Photo by Tina Wallace
A Gee-Gees hoop player’s perspective on being a father and a budding superstar
If his name is not familiar to you yet, you can be assured it will be soon.
At a large university, there are bound to be times where the people you pass are mere faces in a crowd, unidentifiable and unknown. Other times you can be lucky enough to meet someone that is a truly genuine, hardworking, honest, polite and determined person. Thomas, a now record-breaking fourth-year Gee-Gees basketball player, has proven he is the embodiment of every one of those characteristics.
Thomas may be in the later stages of his academic career, but he is a newcomer to the University of Ottawa. Previously, he was an all-Canadian forward at St. Francis Xavier University in Antigonish, Nova Scotia. He’s a self-proclaimed “country boy,” having spent his childhood growing up on a farm, less than 30 minutes from Halifax in the rural community of East Preston, N.S.
Issues arose during his time starring at St. FX which ultimately led to his parting with the team. He moved on, deciding to bring his talents to Ottawa and become a Gee-Gee.
“My mindset is that you learn every day,” said Thomas. “Life is a learning curve. I’m not perfect and I’ve made my mistakes. I feel like by not giving up and staying at it, I’m showing my ambition to be here and enjoy the game I love.”

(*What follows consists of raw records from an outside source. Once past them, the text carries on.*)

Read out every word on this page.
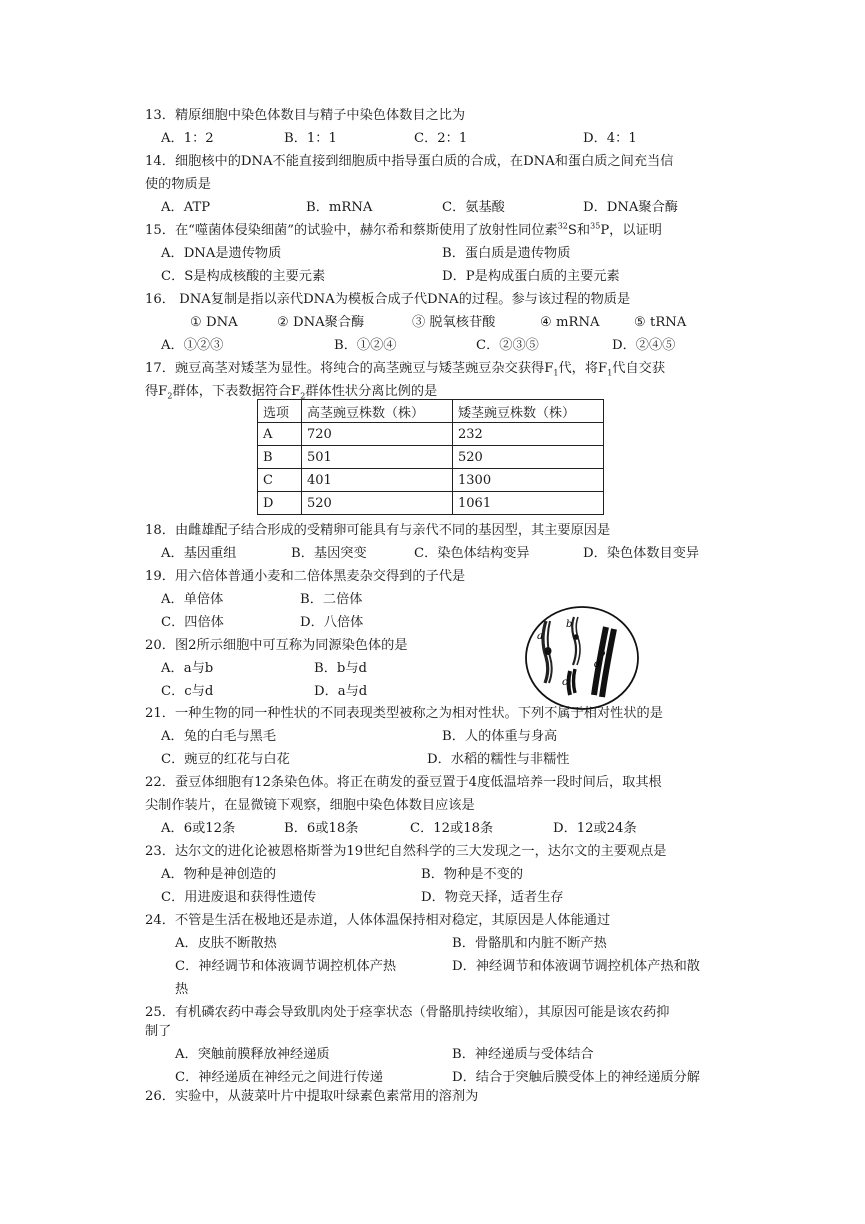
13．精原细胞中染色体数目与精子中染色体数目之比为
A．1：2	B．1：1	C．2：1	D．4：1
14．细胞核中的DNA不能直接到细胞质中指导蛋白质的合成，在DNA和蛋白质之间充当信
使的物质是
A．ATP	B．mRNA	C．氨基酸	D．DNA聚合酶
15．在“噬菌体侵染细菌”的试验中，赫尔希和蔡斯使用了放射性同位素$^{32}$S和$^{35}$P，以证明
A．DNA是遗传物质	B．蛋白质是遗传物质
C．S是构成核酸的主要元素	D．P是构成蛋白质的主要元素
16． DNA复制是指以亲代DNA为模板合成子代DNA的过程。参与该过程的物质是
① DNA	② DNA聚合酶	③ 脱氧核苷酸	④ mRNA	⑤ tRNA
A．①②③	B．①②④	C．②③⑤	D．②④⑤
17．豌豆高茎对矮茎为显性。将纯合的高茎豌豆与矮茎豌豆杂交获得$F_1$代，将$F_1$代自交获
得$F_2$群体，下表数据符合$F_2$群体性状分离比例的是
选项	高茎豌豆株数（株）	矮茎豌豆株数（株）
A	720	232
B	501	520
C	401	1300
D	520	1061
18．由雌雄配子结合形成的受精卵可能具有与亲代不同的基因型，其主要原因是
A．基因重组	B．基因突变	C．染色体结构变异	D．染色体数目变异
19．用六倍体普通小麦和二倍体黑麦杂交得到的子代是
A．单倍体	B．二倍体
C．四倍体	D．八倍体
20．图2所示细胞中可互称为同源染色体的是
A．a与b	B．b与d
C．c与d	D．a与d
a
b
c
d
21．一种生物的同一种性状的不同表现类型被称之为相对性状。下列不属于相对性状的是
A．兔的白毛与黑毛	B．人的体重与身高
C．豌豆的红花与白花	D．水稻的糯性与非糯性
22．蚕豆体细胞有12条染色体。将正在萌发的蚕豆置于4度低温培养一段时间后，取其根
尖制作装片，在显微镜下观察，细胞中染色体数目应该是
A．6或12条	B．6或18条	C．12或18条	D．12或24条
23．达尔文的进化论被恩格斯誉为19世纪自然科学的三大发现之一，达尔文的主要观点是
A．物种是神创造的	B．物种是不变的
C．用进废退和获得性遗传	D．物竞天择，适者生存
24．不管是生活在极地还是赤道，人体体温保持相对稳定，其原因是人体能通过
A．皮肤不断散热	B．骨骼肌和内脏不断产热
C．神经调节和体液调节调控机体产热	D．神经调节和体液调节调控机体产热和散
热
25．有机磷农药中毒会导致肌肉处于痉挛状态（骨骼肌持续收缩），其原因可能是该农药抑
制了
A．突触前膜释放神经递质	B．神经递质与受体结合
C．神经递质在神经元之间进行传递	D．结合于突触后膜受体上的神经递质分解
26．实验中，从菠菜叶片中提取叶绿素色素常用的溶剂为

Thomas joined the Gee-Gees after teammates Matt and Jeff Plunkett heard about his situation with St. FX and encouraged him to move in-land. They’ve been friends for quite a while but never met up until Thomas came to Ottawa. Now, he has helped the Gee-Gees, the second-ranked team in Canada, by adding veteran experience and leadership.
“I play with my heart, and I think that can be contagious,” he said. “When other people see that you leave it all on the floor, they want to do the same. If not, I will try to encourage them to.”
His caring and hard work extends much further than the court. One thing that many people don’t know is that on top of being a star basketball player and a student, Thomas is also a dedicated father of an 18-month-old daughter. His eyes light up when he speaks about her and what she means to him.
“She is my number-one fan,” he said. “We are really close, we FaceTime every day and she comes down to visit. She gives me ambition and motivation to pursue my dreams and help her live the best life she can live.”
Juggling academics, basketball, and fatherhood is not an easy task, but Thomas manages. He says it takes “a lot of focus and a lot of balance,” and that he has to “find a time and place for everything. You might have a much busier schedule but you can work to maintain it.”
Family plays a massive role in Thomas’ life. He said the significance of his father and the impact he’s played in his life is his biggest inspiration.
“He taught me about my pride and how to become a man,” he said. “He taught me to always humble myself, and I think he did a good job helping turn me into the man I am today.”
Thomas has made deep connections to Ottawa in his short time here. With his record-breaking 44-point game on Feb. 8, he became a member of the Gee-Gees’ history books. He is proud of his accomplishment but gives extensive credit to his teammates for the record. He said he is also excited to see the next generation come and challenge his record.
The Gees are shaping up to fight for the Canadian Interuniversity Sport (CIS) national championship that will be held in March at the Canadian Tire Centre in Ottawa. Thomas is looking forward to the challenge as well as the opportunity to bring a national championship to the U of O for the first time.
“It would be amazing,” he said. “I couldn’t put words together to describe the feeling.” Thomas has never won a championship and expressed how honoured he would be to help bring one home for his teammates and himself.
“At the end of the day, individual stats only last for so long,” Thomas added. “I don’t want to be known for that. I want to be known for bringing a national championship to the University of Ottawa.”
“It would be breathtaking,” he added. “Like my dad always tells me, always go 100 per cent because you never know who is watching.”
If he keeps up his current pace, soon everyone will be watching.